Il n’en est pas de même chez les protestans, il semble que l’idée de la cour de Rome soit un poison qui les rende furieux ; quelques ministres se prêtent à cette manie et la poussent jusques à l’excès. Je ne sais si vous avez jamais lu un livre fuit par M.  Jurieu[1], intitulé : l’Accomplissement des prophéties, ou la délivrance prochaine de l’église ; ouvrage dans lequel il est prouvé que la papisme est l’empire anti-chrétien, que cet empire n’est pas éloigné de sa ruine, que la persécution présente peut finir dans trois ans et demis ; après quoi commencera la destruction de l’Antéchrist, laquelle s’achèvera dans le commencement du siècle prochain. Ce livre est en deux volumes in-12. L’auteur y a expliqué à sa mode toute l’Apocalypse, et a prétendu démontrer la vérité de son sentiment. Je ne conçois pas comment un homme qui avait du génie, car on ne saurait lui en refuser, a pu donner dans une pareille vision. Ce qu’il y a dé plus étonnant, c’est qu’il croyait fermement que Dieu avait fait naître le roi Guillaume pour être l’exécuteur de ses grands desseins et pour détruire les persécuteurs de France. Il s’imagina, dit l’auteur de la Vie de Bayle, qu’il devait lui-même aider à la chose ; et, après avoir rêvé toute une nuit, il se figura avoir trouvé une manière de ponton pour faire débarquer en France autant de soldats qu’on voudrait, en dépit des milices qui seraient sur les côtes.

Cependant ces écrits tout ridicules qu’ils sont aux yeux d’un philosophe, ont persuadé plus de réformés que les ouvrages du ministre Claude, pleins de force et d’érudition. Le peuple veut être leurré de chimères. Dès le commencement de la séparation des protestans, on l’amusait de pareilles sottises. J’ai lu à Worms un livre de Luther ; le pape y est peint à la tête avec ses habits pontificaux ; il a de grandes oreilles d’âne et une troupe de diables auprès de lui qui lui mettent la tiare sur la tête. Le peuple n’a pas été le seul sur qui de pareilles folies aient fait quelque impression ; il y a eu des gens de lettres à qui elles ont paru une suite de la révélation de Dieu. Voici les termes dont se sert Sleidan[2] : Luther, fit faire une peinture pour rire, ce semble, toutefois prédisante ce qui devait advenir. Le pape, revêtu, chevauche une grosse truie qui a amples tétins, laquelle il broche de ses espérons. Cependant il fait la bénédiction à ceux qui d’aventure se rencontrent ; de la gauche il tient l’excrément humain encor tout chaud. La truie, sentant l’odeur, lève, le groin vers sa proie. Mais lui se moquant d’elle, et reprenant l’excrément, il faut, dit-il, que tu endures que je monte dessus toi, et que je te donne de mes esperons maugré que tu en ayes ; il y a long-temps que tu me romps la tête du Concile pour me diffamer plus librement : voici le Concile que tu me demandes. Par cette truie, il signifiait l’Allemaigne. Plusieurs papistes reprenaient en lui les railleries comme messéantes et peu honnêtes ; mais il avait ses raisons qui le mouvaient ; et gens sensés estimaient qu’il voyait plus loin ; car même, en ses livres, on trouve plusieurs prophéties des choses de grande conséquence jà accomplies.
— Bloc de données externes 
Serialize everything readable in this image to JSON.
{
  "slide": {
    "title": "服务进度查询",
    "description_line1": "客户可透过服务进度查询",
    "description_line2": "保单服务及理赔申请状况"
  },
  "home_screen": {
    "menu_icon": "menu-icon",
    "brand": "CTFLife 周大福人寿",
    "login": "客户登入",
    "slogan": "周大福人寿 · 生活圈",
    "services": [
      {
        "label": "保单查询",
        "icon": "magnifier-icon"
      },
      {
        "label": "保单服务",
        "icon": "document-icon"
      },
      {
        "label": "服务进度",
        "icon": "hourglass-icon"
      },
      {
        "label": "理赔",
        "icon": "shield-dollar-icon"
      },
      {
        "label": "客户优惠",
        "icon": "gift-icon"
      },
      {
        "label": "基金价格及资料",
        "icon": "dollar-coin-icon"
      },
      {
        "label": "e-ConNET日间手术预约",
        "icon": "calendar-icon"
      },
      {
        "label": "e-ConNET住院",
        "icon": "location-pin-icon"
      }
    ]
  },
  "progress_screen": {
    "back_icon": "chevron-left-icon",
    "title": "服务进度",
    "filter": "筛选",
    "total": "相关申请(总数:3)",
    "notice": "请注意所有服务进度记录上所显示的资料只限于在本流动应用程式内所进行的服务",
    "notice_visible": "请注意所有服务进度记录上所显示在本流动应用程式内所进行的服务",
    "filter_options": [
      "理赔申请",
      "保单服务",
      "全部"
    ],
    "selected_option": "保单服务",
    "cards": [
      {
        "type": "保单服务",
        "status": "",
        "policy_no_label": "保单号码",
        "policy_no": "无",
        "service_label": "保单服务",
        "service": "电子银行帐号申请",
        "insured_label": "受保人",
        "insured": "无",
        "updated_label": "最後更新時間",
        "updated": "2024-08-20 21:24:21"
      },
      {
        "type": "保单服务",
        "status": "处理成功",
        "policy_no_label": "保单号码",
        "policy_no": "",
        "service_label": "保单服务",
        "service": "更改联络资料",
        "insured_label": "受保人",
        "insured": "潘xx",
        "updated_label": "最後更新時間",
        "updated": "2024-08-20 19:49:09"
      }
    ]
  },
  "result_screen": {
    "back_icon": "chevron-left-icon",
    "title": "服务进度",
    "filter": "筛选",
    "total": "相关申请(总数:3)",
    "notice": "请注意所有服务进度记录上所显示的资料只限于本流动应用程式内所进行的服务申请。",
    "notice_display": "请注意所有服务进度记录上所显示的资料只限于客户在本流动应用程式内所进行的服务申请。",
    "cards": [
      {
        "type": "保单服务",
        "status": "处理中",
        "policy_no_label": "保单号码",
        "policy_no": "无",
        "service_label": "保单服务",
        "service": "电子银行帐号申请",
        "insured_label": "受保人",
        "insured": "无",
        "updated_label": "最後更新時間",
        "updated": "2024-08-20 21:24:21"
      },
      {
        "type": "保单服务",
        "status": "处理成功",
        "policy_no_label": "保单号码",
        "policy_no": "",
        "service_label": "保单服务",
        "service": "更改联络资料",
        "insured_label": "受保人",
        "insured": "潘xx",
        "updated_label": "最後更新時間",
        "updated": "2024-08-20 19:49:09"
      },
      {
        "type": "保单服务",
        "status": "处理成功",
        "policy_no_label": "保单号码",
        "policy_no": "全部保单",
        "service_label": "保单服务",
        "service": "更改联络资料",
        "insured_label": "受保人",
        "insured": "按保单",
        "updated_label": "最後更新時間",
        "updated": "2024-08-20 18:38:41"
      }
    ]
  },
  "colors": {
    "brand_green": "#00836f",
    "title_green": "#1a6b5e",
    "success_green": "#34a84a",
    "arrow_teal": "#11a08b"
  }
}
Vous voyez que ces sortes d’images étaient regardées comme quelque chose de bien essentiel à la dispute dont il s’agissait. Qu’aurait-on dit, grand Dieu, si M.  de Meaux avait été mettre pareille pasquinade à la tête de ses Variations ? Si les théologiens qui ont causé des différends dans la religion, il y a deux cents ans, revivaient aujourd’hui ils seraient étonnés de voir combien les habiles gens qui sont venus après eux, ont poussé loin une matière qu’ils n’entendaient que médiocrement. Calvin et Beze seraient fort heureux de servir de frères lais à Dumoulin et à M.  Claude. Je ne pense pas que les théologiens catholiques du colloque de Poissy eussent brillé auprès de MM.  Nicole et Arnaud et de M.  de Meaux.

  1. Jurieu est connu par son impétuosité religieuse et ses déclamations en faveur du protestantisme. C’était un homme qui n’écoutait que la passion dans les dispute où il ne fallait consulter que la raison. Il est coupable, aux yeux dé la postérité, de s’être joint aux ennemis de Bayle, pour persécuter ce grand homme.
  2. Histoire de l’état de la Religion et République sous Charles-Quint, par Jean Sleidan, liv. 16, p. 264.